Partial application probably isn't as useful in Arc as it is in Haskell since many functions take an arbitrary number of arguments. E.g. you couldn't do (map (+ 10) xs) because (+ 10) just evaluates to 10.
Edit: why is there a gap at the top of my comment?
Probably not, but it's still useful as a generic way to write generator functions. Your par macro isn't working as expected for me. Is this a bug, or am I using it wrong?
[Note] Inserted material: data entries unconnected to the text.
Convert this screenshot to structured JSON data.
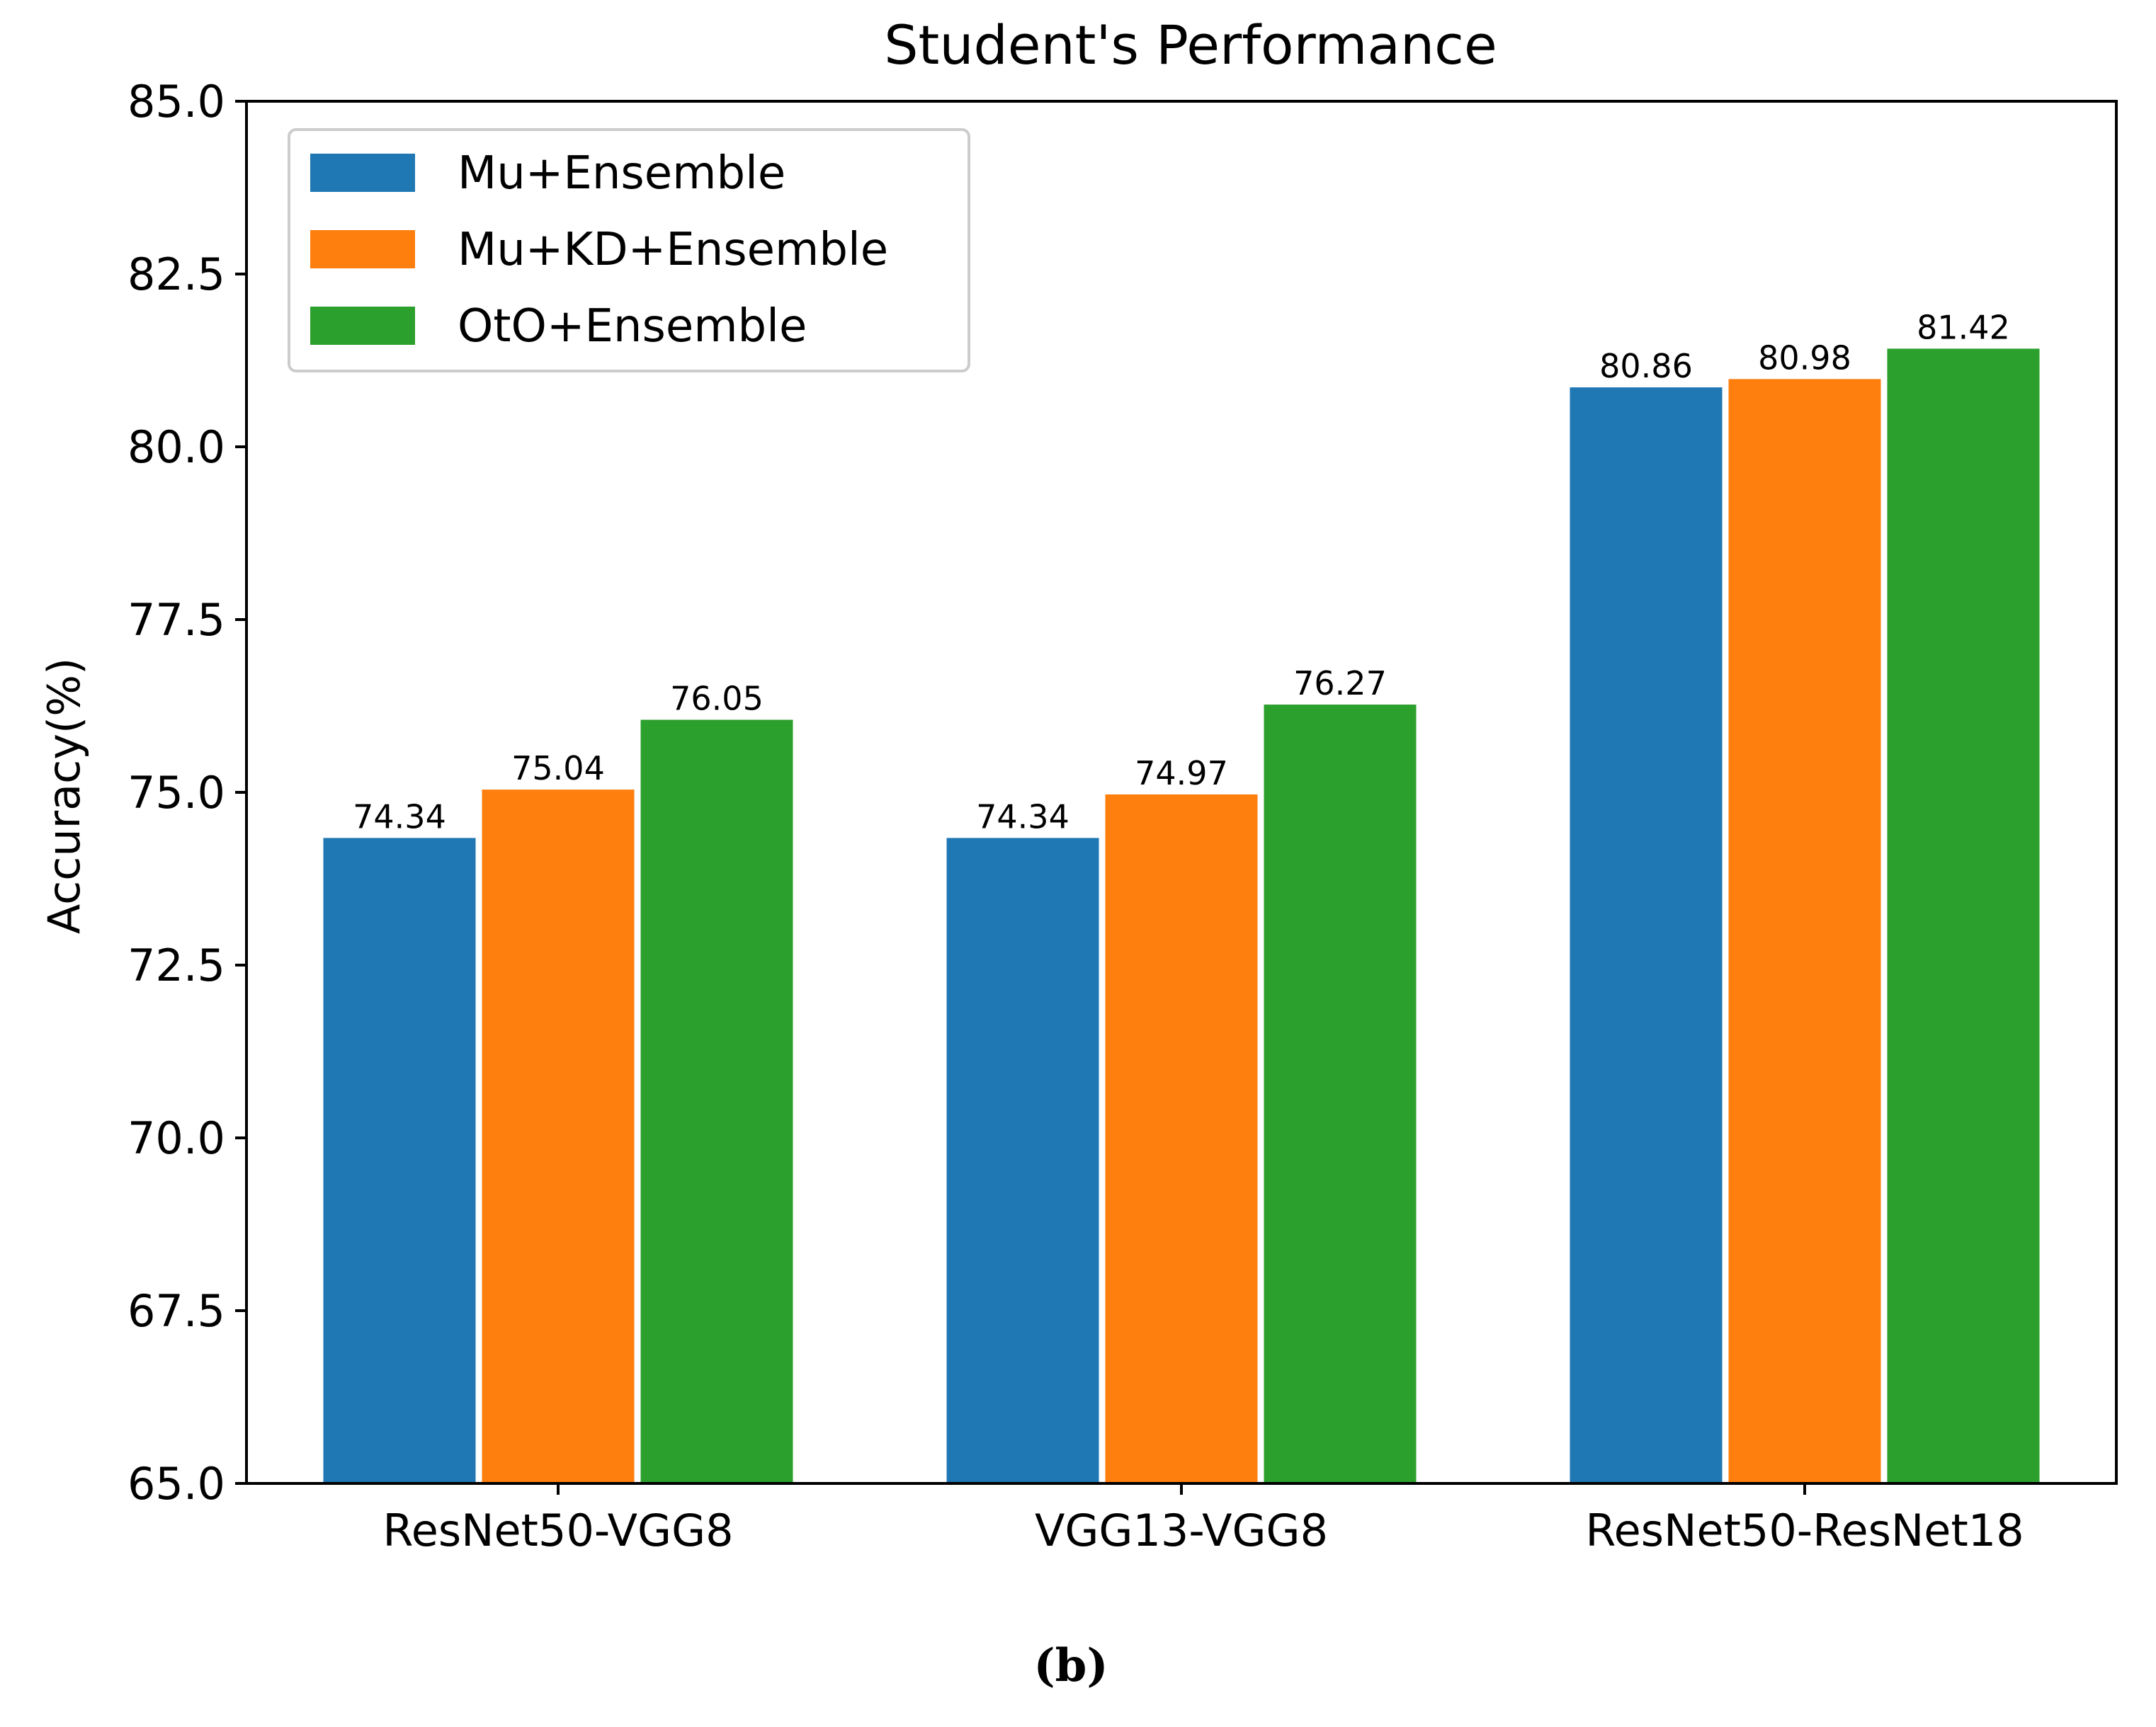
{
  "chart_data": {
    "type": "bar",
    "title": "Student's Performance",
    "xlabel": "",
    "ylabel": "Accuracy(%)",
    "ylim": [
      65.0,
      85.0
    ],
    "yticks": [
      "65.0",
      "67.5",
      "70.0",
      "72.5",
      "75.0",
      "77.5",
      "80.0",
      "82.5",
      "85.0"
    ],
    "categories": [
      "ResNet50-VGG8",
      "VGG13-VGG8",
      "ResNet50-ResNet18"
    ],
    "series": [
      {
        "name": "Mu+Ensemble",
        "color": "#1f77b4",
        "values": [
          74.34,
          74.34,
          80.86
        ],
        "labels": [
          "74.34",
          "74.34",
          "80.86"
        ]
      },
      {
        "name": "Mu+KD+Ensemble",
        "color": "#ff7f0e",
        "values": [
          75.04,
          74.97,
          80.98
        ],
        "labels": [
          "75.04",
          "74.97",
          "80.98"
        ]
      },
      {
        "name": "OtO+Ensemble",
        "color": "#2ca02c",
        "values": [
          76.05,
          76.27,
          81.42
        ],
        "labels": [
          "76.05",
          "76.27",
          "81.42"
        ]
      }
    ],
    "legend_position": "top-left",
    "grid": false
  },
  "caption": "(b)"
}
I don't know if a call-by-reference par could be implemented using macros. I also don't know that that's a good idea, since it could lead to bugs when mutation is involved.
(= fns nil)
(= x 1)
(push (par + x) fns)
(= x 2)
(push (par + x) fns)
(= x 3)
(push (par + x) fns)
(map [_ 1] fns) => (4 4 4) ; probably not what you want
Edit: I think the issue is that we have slightly different definitions of partial application. You are thinking of it as a sort of syntactic sugar on top of closures, whereas I (being primarily an ML programmer) am used to thinking of partial application as a function call. So that's why we have different intuitions about how it should work.
By the way, why are you bothering with generators? Arc being an exploratory language, the idea seems to be to use lists for everything, at least at first. Iterators/generators are often a premature optimization.